By the time Simon reached the hollow, cavern-like structure in the middle, he was covered in sand and ash. Still, he pressed deeper with a torch and found a real horror show. It wasn't just the pieces of bodies here that he found disturbing; it was the symbols. They weren't words of power, not quite anyway. They looked like them, though, in places. It reminded him of the marks he'd see in goblin warrens, only there were clawed carving and burn marks instead of shit-smeared images.
Except for the lack of a summoning circle and the scent of sulfur, Simon would have been sure this was some kind of demonic den; likewise, the thing’s fiery nature ruled out some kind of undead wraith, which would have made a great deal of sense otherwise.
“What does that leave?” he asked himself. “Elemental? Fae?”
He was at a loss, and after using a mirror to take a few pictures for later sketches, he limped back to his guttering campfire and sleeping squire with the bones of Sister Elzbin in the shreds of her robes for a night of restless sleep.
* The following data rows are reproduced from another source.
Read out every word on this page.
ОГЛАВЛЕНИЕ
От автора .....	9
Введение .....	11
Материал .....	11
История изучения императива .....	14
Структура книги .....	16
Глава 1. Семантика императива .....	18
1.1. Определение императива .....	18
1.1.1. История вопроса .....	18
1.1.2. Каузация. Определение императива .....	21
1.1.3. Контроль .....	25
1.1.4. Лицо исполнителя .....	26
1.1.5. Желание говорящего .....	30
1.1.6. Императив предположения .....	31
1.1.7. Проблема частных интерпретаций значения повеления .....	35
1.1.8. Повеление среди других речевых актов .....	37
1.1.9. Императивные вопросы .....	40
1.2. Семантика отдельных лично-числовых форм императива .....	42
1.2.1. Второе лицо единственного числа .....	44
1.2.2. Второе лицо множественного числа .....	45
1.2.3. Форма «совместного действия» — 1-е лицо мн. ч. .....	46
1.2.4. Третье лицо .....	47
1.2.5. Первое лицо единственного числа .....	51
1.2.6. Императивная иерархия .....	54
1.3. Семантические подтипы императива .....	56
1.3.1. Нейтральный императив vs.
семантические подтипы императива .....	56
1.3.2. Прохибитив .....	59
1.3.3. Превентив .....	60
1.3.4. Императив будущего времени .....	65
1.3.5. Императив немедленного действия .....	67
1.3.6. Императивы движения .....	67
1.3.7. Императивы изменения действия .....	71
Simon was fairly sure that besides Helades, there were no gods in this world, but that didn’t stop him from saying a prayer for the poor soul as he tucked her remains into his saddlebags.
His leg spent half the night throbbing, but in the morning, they left at first light, heading back north. Even though Simon’s first priority probably should have been a healer for better herbs and a second look, what he really wanted was a good inn. A few stiff drinks and a decent bath would do more to help him than any medical treatment. He was absolutely filthy on top of everything else. He hoped for a quiet trip back through the desert, but those were rare enough, and he was sure they’d find some other trouble on the way.